The Story Mode is what really brings the pain. This is a series of the most sadistic individual challenges the designers could imagine, and they're brutally difficult even on the Easy difficulty I was stubborn enough to finally defeat back in the day; now I'm facing down Hard. There's Very Hard, too. It's the rule rather than the exception for me to spend a whole hour trying one challenge and not beat it, or even feel like I made any progress towards beating it. If that doesn't sound like a lot, consider that these are often sixty-second challenges, with restarts occurring on average every thirty seconds. Do the math. Then I try another hour the next day and don't win. Then I try an hour the next day and still don't win. Then I consider the benefits of a monastic life, but have another half-hour go at the mission instead and, STILL, don't win. How many tries at this point? It's in the multiple-hundreds, for Pete's sake. I'm looking at you, 'Challenge of the' frigging 'Bloody Chain.' It gets to the point where it's not even fun anymore. But I really hate to lose, and so I persist. In this small world where I hold some dominance, there is no way I'm going to accept defeat at the hands of any impertinent game design. People who don't play games probably can't understand this, but I'm sure everyone knows how it feels when something in which one has invested oneself goes sour. The urge to demonstrate control and superiority is overpowering. Victory will be mine, and then maybe I'll go play a Barbie game or something. Meanwhile I'm glad no one is here to see me blacken the air with vocalized anger. There's one rule of thumb when tackling such a challenge as this: you better hope that in this race, no one can hear you scream. At least if you still want that person's respect.

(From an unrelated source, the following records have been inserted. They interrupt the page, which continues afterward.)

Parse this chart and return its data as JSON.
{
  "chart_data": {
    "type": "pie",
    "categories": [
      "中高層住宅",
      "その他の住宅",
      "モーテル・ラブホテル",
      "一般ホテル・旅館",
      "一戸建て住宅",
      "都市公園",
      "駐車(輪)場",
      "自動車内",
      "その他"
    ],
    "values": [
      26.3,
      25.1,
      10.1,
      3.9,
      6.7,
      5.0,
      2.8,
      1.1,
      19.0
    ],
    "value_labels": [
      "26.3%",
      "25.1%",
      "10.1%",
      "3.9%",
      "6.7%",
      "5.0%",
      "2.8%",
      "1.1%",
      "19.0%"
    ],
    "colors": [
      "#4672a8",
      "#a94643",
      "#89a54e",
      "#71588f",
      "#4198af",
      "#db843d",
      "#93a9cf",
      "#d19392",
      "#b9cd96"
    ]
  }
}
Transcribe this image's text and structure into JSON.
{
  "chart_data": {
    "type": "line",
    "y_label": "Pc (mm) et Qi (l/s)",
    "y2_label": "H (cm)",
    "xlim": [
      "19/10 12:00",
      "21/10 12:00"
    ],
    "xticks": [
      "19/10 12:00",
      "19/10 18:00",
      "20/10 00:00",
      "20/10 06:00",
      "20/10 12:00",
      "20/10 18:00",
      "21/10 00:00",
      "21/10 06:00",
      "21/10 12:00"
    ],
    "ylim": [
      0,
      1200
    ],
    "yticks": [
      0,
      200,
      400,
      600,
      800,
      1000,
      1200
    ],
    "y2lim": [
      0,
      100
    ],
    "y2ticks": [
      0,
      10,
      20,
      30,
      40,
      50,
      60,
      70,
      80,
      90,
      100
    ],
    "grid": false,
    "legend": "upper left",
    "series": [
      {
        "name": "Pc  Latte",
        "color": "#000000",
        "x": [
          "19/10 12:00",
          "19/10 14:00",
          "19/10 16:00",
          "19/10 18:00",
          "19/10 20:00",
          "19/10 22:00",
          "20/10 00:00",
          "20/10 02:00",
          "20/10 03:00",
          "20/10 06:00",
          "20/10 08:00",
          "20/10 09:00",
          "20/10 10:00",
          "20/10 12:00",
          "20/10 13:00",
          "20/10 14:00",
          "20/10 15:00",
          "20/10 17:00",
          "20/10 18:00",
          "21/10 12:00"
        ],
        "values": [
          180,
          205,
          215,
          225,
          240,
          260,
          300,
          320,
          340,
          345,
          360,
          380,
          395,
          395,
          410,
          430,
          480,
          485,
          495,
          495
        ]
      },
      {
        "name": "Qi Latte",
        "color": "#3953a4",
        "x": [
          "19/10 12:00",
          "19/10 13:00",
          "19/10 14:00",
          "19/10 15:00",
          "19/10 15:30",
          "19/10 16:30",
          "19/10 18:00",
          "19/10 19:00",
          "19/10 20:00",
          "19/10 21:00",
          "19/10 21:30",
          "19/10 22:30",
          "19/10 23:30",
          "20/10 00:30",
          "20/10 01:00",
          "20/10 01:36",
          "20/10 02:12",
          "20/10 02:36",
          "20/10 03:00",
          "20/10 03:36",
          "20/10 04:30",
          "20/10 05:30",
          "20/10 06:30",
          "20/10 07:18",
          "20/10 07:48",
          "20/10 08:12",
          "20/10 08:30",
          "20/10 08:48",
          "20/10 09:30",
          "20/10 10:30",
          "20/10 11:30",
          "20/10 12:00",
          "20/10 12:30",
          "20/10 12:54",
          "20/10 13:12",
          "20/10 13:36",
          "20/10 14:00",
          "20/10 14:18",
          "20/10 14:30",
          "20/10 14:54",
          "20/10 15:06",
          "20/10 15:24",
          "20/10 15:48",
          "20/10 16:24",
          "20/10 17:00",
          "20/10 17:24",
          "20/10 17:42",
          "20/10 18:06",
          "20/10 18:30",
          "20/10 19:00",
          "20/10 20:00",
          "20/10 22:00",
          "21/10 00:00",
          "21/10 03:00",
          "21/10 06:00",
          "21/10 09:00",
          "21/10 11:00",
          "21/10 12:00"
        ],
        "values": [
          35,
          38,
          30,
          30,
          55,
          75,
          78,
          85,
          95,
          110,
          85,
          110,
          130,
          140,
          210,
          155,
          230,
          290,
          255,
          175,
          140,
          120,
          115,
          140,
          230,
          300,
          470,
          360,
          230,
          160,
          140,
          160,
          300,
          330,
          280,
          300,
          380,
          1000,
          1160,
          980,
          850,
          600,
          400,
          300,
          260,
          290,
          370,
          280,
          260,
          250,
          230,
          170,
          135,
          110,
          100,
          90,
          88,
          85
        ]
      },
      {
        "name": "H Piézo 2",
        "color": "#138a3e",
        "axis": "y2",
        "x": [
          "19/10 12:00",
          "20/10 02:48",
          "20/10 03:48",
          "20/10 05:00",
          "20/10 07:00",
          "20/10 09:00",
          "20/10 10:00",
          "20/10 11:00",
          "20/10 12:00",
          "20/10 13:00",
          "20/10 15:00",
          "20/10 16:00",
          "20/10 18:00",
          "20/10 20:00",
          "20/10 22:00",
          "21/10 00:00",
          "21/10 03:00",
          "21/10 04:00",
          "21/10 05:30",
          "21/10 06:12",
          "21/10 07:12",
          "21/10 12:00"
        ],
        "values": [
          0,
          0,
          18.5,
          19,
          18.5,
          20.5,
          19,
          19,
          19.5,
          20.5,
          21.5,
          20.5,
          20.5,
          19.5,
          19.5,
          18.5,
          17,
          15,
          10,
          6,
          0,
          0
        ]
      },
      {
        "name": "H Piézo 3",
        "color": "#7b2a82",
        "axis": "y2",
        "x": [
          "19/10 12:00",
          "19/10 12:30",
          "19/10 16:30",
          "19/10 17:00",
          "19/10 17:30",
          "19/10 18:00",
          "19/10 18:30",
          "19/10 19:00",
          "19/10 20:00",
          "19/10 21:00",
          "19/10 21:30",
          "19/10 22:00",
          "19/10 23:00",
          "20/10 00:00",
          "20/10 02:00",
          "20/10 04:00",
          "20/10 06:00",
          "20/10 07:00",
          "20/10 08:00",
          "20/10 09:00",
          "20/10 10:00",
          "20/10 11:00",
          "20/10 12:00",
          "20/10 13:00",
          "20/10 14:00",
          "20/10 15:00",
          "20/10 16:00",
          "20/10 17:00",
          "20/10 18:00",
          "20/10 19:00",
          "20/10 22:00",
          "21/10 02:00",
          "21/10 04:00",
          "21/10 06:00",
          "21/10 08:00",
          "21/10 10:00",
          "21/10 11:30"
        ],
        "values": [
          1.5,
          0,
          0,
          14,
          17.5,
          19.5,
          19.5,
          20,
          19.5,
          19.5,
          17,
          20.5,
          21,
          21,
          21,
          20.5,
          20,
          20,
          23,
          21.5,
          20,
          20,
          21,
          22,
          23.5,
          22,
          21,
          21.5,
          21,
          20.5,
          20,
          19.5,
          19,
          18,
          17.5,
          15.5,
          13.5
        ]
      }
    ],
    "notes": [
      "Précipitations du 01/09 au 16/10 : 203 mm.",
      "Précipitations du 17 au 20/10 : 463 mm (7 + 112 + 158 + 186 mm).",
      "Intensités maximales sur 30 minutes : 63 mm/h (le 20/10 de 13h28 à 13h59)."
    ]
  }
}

I long for the quiet tranquility of an RPG, where all the happens is the world ending. Speaking of which...

1 comment:

Jennie said...

I think Pokemon Pinball was the first game I ever owned, back when I got a GameBoy Color... fortunately, I was not one of those crazy completionists who ever even considered trying to get all the Pokemon in the game. Still, I sympathize, because that must have been insanely difficult.